Beyşehir Gölü’nün tarımsal faaliyetlerde de değerlendirilen dört tarafı tatlı sularla çevrili Çeçen Adası’nda hasat döneminin sonuna gelindi.
Adada hasat edildikten sonra kış döneminde küçük ve büyükbaş hayvanlar için yem olarak kullanılan saman balyalarının adadan karşı kıyıya taşınması, yıllardır “duba” ile yapılıyor.
Bu sene de toplanıp duba üzerine konulan saman balyaları, motorlu balıkçı tekneleriyle çekilip yüzdürülerek kıyıya yanaştırılan traktör römorklarına yüklendi.
Saman balyalarının göl üzerindeki meşakkatli yolculuğu, ilginç görüntüler oluşturdu.
Adada ikiz kardeşiyle ekim yapan Mehmet Erdoğan, AA muhabirine, Çeçen Adası’ndaki 130 dönümlük alandan bu yıl iyi ürün elde ettiklerini söyledi.
Erdoğan, “Adayı her yıl sahiplerinden kiralıyoruz. Bu yıl da hububat ekmiştik.
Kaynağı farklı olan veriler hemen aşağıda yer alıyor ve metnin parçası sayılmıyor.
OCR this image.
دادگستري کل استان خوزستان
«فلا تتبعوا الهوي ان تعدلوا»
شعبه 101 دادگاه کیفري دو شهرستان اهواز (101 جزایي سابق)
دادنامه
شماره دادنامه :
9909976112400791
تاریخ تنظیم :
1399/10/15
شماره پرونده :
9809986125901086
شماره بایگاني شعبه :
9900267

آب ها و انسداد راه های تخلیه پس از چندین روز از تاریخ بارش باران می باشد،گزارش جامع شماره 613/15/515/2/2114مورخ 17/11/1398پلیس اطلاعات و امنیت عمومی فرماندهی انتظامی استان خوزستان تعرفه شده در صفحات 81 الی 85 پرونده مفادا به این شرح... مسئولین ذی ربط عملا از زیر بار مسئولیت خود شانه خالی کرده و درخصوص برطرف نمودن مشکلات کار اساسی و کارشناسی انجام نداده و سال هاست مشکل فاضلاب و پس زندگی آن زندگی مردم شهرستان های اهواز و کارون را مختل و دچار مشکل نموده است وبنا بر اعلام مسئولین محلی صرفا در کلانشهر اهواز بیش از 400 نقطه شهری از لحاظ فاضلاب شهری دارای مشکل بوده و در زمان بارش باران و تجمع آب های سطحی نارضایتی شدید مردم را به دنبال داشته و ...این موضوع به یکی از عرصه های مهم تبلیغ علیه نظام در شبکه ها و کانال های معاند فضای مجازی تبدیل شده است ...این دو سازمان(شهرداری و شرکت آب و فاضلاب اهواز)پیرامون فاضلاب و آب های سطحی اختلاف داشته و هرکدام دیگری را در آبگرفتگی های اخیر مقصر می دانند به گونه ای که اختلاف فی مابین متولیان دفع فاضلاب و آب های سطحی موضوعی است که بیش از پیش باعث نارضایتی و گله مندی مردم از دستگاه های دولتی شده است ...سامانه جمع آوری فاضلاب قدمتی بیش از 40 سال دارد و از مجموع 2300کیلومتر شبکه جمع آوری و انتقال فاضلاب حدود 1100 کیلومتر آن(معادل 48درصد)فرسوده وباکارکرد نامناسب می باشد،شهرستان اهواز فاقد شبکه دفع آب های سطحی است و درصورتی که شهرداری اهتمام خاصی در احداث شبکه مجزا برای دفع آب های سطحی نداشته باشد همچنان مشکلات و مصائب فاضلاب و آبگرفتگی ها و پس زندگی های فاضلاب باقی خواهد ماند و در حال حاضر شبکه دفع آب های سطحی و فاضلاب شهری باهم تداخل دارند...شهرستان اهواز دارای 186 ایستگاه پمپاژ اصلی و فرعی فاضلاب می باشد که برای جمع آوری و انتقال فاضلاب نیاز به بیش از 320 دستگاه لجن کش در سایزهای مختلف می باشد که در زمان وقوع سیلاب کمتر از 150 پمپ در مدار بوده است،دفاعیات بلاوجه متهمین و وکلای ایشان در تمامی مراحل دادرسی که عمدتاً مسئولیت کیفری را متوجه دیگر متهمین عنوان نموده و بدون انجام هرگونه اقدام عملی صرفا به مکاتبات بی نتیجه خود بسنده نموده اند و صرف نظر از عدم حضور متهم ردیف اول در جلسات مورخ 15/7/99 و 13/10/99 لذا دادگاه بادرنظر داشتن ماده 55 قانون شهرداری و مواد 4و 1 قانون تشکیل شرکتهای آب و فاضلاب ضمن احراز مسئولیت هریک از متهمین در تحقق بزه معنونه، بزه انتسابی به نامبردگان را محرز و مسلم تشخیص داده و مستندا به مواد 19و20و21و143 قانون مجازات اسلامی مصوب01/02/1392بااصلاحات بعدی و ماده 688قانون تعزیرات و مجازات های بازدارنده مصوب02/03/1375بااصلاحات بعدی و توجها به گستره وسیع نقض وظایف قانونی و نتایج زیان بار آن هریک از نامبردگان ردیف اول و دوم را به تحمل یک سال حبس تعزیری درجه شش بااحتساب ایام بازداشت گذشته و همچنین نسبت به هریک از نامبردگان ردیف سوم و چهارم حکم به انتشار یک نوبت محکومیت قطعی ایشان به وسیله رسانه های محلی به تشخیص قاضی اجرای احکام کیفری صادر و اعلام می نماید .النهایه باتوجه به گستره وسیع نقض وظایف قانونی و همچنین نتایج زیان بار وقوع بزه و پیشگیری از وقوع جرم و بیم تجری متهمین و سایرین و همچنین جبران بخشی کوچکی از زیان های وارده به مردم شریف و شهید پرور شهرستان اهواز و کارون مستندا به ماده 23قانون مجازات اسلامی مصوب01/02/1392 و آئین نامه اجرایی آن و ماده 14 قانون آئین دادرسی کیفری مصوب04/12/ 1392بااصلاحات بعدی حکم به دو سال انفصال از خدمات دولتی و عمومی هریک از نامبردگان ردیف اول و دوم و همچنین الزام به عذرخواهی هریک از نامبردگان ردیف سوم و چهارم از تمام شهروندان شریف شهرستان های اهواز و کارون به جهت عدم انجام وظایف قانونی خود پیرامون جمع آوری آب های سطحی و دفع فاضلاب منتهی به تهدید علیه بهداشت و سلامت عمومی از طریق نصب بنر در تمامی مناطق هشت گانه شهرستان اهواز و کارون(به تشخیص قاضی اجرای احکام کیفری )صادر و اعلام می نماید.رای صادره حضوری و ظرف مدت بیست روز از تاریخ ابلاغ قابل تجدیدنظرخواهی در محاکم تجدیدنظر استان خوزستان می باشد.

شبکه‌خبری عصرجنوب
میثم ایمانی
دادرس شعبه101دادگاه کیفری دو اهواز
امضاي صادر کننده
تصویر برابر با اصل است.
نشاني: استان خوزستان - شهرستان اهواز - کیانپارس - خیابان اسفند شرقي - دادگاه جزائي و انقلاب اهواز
Mahsul durumu iyi, karadakiler gibi değil bizde çünkü ada nem alıyor. Ayrıca etrafında göl olduğu için verim kaybı yaşamıyoruz, kuraklıktan etkilenmiyoruz.” ifadelerini kullandı.
“Gölde nakil esnasında havanın rüzgarlı olmamasına dikkat ediyoruz”
Erdoğan, hasat sonrası adada balya yaptıkları samanları dubayla karşı kıyılara taşıdıklarını belirterek, şunları kaydetti:
“Bu duba ile 8-10 ton yük taşıyabiliyoruz. Bu yıl hasat sonu 2 bine yakın balya çıktı. Birkaç seferde nakilleri gerçekleştiriyoruz. İki motorlu balıkçı teknesi ile çekerek yüzdürüyoruz. Gölde nakil esnasında havanın rüzgarlı olmamasına dikkat ediyoruz. Taşıdığımız samanları kışın hayvanlarımıza yedireceğiz. 80 kadar büyükbaşımız var. Küçükbaş hayvanlarımız da var. Bu işler meşakkatli, zor işler ama ekmek parası için yapmak zorundayız. Dubadaki samanları karşı kıyıdaki 3 kilometre mesafeli komşu köyümüz olan Gölkaşı Mahallesi’ne indirdikten sonra kendi yaşadığımız yerleşim olan Çiftlik Mahallesi’ne de götürüyor, buradan harman yerimize indiriyoruz.”
“Adadaki hayvanlarımızı da bu dubayla taşıyoruz”
Erdoğan’ın kardeşi Cemal Erdoğan da kardeşi ve aile fertleri ile imece usulü adayı ekip hasat ettiklerini söyledi.
Adayı yaklaşık 20 yıldır ektiklerini vurgulayan Erdoğan, sürekli gidiş geliş yapmanın çok zahmetli olduğunu, adaya ulaşımı ise sadece balıkçı kayıklarından yararlanarak yapabildiklerini aktardı.
Buradaki zirai faaliyetlerin sistemli bir şekilde yürütülmemesi halinde başarılı olunamayacağını dile getiren Erdoğan, şöyle devam etti:
“Bu dubayla biçerdöver, traktör ve römork gibi zirai aletlerimizi ve malzemeleri de taşıyoruz. Sadece hububat ürünü ve samanlar değil, adadaki hayvanlarımızı da bu dubayla taşıyoruz. Demirden ve özel yapım dubamızı yıllar önce yaptırmıştık. Kayıkları, önüne ya da yanına bağlıyoruz. Hava şartlarına göre bu dubayı nakillerde kullanıyoruz. Bu zorlu bir ekip işi. Adada yüklüyoruz, karaya getiriyoruz. Karada bir daha yüklüyor, eve götürüyor, indiriyoruz. Bizim çocukluğumuz buralarda geçtiği için karada yürür gibi gölün içinde de aynı sistemle bu işlerimizi yapıyoruz.”